We started with “macro-economics” and we now finish with it.  This pseudo-science is based on a language that Keynes invented in the 1930s, and which his followers (to whom Keynes referred to as “fools”), developed to esoteric depth.  Keynes and his followers claimed that government bureaucracies and politicians, collaborating with central bankers and with total disregard of other institutions in a country, could create eternal prosperity by solving a few equations with a few unknowns.  The models also assumed that whereas entrepreneurs, businessmen and the “hoi-polloi” suffer random bouts of pessimism and optimism – subject to atavist “animal spirits” – politicians, bureaucracies and economists at central banks – now hold your breath – are immune t such primitive emotions and can counteract them promptly.  Governments, central bankers and dictatorial rulers in all ranges of the spectrum were happy to use and heavily subsidize spreading the macro language and analyses, putting their practitioners in the limelight, as it rationalized increasing their powers.

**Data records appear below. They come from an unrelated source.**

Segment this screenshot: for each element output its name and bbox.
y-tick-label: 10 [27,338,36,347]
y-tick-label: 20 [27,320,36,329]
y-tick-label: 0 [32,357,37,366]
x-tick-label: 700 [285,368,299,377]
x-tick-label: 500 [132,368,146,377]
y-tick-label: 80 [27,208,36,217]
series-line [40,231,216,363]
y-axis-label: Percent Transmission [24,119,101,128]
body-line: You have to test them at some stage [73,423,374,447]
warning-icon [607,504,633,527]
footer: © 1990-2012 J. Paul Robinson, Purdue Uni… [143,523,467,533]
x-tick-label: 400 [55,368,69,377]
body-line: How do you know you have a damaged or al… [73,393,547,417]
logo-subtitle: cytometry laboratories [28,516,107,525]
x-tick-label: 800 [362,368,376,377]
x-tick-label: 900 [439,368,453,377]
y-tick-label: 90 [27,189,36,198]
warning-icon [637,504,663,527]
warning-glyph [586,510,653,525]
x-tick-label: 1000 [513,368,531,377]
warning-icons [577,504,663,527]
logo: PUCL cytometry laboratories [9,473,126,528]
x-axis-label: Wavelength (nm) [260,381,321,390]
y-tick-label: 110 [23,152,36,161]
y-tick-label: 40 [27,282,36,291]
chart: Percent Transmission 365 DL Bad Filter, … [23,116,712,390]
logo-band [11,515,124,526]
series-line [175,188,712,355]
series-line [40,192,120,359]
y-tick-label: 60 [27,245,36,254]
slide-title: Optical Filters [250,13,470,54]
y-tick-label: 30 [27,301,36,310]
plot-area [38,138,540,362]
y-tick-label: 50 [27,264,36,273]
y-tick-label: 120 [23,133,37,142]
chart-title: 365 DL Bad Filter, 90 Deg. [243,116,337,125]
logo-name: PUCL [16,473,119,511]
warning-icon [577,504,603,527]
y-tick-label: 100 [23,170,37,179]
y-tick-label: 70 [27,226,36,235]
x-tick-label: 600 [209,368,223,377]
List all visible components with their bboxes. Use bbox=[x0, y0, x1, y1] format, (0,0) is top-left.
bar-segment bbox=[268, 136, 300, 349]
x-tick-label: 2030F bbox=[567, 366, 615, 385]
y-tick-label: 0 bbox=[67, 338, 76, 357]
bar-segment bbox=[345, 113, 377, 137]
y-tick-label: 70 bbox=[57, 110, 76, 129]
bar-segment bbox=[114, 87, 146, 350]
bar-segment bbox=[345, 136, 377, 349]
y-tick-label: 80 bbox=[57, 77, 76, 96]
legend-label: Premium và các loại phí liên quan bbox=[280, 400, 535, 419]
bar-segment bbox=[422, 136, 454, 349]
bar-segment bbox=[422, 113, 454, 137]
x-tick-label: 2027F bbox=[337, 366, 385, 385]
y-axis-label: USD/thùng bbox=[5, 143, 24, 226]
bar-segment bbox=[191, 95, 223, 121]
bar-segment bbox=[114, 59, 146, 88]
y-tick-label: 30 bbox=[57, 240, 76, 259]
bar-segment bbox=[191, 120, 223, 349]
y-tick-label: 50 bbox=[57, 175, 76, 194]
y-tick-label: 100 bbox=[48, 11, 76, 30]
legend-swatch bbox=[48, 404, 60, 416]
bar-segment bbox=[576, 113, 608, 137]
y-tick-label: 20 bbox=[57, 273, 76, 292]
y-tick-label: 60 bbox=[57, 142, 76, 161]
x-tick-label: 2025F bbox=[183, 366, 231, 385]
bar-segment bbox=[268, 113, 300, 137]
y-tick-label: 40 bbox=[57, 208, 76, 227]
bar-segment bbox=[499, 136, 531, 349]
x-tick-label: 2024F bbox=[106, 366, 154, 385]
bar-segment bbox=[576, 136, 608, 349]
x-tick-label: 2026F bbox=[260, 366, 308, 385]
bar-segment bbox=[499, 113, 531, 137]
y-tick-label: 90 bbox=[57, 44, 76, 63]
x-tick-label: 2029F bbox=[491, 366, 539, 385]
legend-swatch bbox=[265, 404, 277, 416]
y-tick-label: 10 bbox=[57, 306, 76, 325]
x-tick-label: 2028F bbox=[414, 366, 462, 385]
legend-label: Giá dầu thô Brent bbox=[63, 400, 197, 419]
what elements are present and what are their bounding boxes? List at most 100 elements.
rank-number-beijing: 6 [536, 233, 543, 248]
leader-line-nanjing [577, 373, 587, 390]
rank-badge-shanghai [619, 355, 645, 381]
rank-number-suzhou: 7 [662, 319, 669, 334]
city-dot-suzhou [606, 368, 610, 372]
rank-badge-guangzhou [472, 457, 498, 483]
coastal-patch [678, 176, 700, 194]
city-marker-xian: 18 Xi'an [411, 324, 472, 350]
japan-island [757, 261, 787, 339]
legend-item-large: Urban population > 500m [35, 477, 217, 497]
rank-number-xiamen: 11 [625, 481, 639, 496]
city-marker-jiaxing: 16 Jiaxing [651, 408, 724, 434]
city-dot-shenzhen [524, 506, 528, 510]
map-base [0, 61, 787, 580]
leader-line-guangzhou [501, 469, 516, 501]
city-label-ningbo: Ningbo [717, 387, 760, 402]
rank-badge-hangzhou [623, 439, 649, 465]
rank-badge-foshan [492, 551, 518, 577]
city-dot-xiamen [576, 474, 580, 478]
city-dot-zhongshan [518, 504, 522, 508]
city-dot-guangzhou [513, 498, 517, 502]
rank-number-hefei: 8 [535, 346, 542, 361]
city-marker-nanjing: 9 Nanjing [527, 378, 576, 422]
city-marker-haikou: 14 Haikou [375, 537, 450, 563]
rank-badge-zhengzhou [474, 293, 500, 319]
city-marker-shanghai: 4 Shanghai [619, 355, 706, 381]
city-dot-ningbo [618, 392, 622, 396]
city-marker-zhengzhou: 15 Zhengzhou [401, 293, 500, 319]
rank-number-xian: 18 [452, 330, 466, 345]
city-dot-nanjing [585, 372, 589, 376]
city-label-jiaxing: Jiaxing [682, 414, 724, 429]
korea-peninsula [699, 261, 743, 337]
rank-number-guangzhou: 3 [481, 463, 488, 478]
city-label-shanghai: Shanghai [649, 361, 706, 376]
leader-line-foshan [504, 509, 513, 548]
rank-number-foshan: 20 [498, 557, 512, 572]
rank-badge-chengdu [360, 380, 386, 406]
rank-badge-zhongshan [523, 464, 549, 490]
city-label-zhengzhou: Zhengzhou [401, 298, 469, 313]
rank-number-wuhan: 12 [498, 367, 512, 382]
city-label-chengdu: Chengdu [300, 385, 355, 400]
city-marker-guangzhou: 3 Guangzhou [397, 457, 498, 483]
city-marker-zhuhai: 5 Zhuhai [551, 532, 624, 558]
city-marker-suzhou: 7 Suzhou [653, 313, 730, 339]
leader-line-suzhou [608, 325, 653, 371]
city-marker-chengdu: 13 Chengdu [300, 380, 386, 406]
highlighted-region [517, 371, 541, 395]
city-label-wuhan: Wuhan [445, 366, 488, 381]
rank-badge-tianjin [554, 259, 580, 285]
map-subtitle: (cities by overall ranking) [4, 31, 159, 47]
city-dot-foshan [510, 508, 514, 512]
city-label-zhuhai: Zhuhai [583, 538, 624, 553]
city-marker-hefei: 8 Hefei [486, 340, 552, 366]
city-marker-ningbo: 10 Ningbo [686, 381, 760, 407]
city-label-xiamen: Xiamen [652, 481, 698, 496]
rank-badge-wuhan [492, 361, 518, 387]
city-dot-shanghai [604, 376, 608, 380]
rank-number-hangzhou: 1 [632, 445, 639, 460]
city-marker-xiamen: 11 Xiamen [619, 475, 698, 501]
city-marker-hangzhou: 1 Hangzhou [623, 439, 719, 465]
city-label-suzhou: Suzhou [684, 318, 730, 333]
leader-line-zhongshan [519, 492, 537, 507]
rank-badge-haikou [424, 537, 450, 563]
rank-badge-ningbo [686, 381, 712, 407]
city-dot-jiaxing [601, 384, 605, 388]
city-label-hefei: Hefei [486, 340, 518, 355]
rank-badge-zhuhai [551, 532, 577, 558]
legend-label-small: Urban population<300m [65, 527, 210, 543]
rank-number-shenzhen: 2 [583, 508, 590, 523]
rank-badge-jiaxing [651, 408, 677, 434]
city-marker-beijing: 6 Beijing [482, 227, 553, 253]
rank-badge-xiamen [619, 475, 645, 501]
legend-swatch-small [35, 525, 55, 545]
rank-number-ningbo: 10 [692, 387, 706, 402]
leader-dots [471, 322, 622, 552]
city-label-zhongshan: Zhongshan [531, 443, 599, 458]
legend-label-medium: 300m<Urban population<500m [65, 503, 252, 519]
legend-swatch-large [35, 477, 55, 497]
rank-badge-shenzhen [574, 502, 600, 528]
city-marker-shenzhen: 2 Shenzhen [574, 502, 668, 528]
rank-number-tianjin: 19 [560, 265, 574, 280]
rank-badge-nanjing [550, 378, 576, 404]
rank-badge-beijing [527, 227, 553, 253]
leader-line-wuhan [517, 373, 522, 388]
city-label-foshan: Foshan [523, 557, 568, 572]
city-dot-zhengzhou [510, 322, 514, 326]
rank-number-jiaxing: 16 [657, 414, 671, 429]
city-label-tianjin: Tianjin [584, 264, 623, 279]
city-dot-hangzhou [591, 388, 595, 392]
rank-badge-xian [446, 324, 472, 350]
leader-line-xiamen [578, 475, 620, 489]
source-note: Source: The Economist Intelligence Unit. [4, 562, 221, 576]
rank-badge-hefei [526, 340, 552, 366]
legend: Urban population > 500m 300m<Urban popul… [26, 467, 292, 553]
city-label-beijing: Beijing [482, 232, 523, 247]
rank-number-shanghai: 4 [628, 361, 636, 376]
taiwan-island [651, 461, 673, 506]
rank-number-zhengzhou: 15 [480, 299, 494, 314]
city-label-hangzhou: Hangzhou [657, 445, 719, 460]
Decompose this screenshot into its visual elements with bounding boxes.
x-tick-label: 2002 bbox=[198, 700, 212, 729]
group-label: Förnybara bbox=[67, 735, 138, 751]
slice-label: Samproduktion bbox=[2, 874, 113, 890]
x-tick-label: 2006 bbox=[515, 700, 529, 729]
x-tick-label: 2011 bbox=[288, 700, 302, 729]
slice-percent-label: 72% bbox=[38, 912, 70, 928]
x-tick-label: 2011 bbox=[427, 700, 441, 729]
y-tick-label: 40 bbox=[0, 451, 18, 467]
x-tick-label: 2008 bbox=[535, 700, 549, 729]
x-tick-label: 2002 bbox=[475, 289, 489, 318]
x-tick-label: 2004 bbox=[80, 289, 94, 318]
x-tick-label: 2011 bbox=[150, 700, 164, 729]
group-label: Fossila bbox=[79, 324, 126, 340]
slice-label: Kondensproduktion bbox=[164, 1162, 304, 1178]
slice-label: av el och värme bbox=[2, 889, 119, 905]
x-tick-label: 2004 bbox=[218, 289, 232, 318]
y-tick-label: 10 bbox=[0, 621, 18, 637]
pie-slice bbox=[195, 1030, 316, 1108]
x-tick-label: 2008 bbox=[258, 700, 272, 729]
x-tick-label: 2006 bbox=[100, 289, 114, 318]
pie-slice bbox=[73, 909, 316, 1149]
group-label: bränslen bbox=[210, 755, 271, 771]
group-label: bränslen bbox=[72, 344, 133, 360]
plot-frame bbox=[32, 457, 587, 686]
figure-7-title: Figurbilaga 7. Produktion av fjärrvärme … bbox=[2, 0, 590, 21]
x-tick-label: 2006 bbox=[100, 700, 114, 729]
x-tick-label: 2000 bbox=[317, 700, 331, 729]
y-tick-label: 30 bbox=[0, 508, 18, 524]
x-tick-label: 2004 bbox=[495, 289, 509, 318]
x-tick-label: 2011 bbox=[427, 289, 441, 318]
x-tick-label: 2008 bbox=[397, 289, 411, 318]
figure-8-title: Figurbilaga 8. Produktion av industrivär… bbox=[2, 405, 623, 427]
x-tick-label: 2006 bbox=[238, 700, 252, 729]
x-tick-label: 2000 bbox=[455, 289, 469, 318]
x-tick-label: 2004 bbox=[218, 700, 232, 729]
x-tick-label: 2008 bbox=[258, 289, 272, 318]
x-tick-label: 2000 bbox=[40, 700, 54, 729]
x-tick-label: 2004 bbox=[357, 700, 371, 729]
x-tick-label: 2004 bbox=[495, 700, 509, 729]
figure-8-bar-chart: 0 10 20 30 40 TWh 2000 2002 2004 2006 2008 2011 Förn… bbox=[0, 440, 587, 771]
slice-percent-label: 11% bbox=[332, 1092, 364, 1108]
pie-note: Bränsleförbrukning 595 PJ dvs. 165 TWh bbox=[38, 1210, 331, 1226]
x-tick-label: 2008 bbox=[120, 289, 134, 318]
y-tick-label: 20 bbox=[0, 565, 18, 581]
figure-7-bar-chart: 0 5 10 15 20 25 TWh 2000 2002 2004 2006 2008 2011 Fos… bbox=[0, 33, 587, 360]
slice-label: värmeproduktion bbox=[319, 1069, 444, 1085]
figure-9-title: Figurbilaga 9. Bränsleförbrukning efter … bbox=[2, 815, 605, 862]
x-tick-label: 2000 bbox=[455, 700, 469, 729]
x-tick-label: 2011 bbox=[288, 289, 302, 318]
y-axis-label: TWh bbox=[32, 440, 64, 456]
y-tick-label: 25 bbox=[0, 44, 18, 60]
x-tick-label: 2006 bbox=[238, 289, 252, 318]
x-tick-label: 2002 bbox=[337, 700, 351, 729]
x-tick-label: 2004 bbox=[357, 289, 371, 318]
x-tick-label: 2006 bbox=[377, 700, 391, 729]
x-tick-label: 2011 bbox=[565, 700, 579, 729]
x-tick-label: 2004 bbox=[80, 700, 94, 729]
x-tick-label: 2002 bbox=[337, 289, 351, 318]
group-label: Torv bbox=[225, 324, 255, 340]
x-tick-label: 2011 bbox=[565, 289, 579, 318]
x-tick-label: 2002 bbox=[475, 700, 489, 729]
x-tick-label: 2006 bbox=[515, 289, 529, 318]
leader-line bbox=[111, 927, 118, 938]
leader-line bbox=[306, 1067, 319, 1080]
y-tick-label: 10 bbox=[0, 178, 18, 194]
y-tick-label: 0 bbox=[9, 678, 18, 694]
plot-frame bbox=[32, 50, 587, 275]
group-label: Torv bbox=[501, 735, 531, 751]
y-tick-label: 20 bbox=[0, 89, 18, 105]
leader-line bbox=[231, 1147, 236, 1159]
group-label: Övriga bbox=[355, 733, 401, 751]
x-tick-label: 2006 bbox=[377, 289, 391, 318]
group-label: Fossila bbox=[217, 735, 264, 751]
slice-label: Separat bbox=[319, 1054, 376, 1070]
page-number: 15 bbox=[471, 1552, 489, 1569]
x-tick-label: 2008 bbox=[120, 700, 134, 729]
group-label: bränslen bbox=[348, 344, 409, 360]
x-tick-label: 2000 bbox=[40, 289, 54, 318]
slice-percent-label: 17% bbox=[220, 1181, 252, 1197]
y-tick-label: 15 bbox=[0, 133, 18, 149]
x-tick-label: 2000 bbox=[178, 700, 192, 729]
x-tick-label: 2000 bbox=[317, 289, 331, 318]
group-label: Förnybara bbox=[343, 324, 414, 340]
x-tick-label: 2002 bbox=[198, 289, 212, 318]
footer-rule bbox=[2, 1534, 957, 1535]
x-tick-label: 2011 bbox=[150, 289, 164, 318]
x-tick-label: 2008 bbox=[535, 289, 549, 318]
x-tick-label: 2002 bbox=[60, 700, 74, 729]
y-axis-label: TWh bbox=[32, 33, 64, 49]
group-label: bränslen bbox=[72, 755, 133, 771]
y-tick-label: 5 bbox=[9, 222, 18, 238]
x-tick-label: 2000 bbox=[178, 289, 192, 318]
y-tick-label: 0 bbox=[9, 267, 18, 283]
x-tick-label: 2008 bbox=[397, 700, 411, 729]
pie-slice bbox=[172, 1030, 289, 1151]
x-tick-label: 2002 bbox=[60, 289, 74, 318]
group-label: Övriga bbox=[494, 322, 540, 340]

That’s how pseudo-sciences are born and spread.  “Stupidity is not ignorance, but the non-thought of received ideas,” Milan Kundera once wrote, a statement perfectly illustrated in macro-economists’ writings.   What can end being trapped by dogma, by living with the musings of other people’s thinking?  A variation on the observation that “Necessity is the Mother of Invention”: I do not know what “necessity means,” but the evidence is that for business and countries, “Facing Default is the Mother of Invention, but It Can Be the Step-Mother of Deception too,” if the wrong person happens to make decisions at the defaulting time.   As we may be getting closer to such times, so let’s hope that people will re-invent more accountable political institutions, and get rid of the macro-strology that blinded government and central banks’ decisions for the last few decades.

Reuven Brenner holds the Repap Chair at McGill University’ Desautels Faculty of Management.  The article draws on his books, Force of Finance and World of Chance.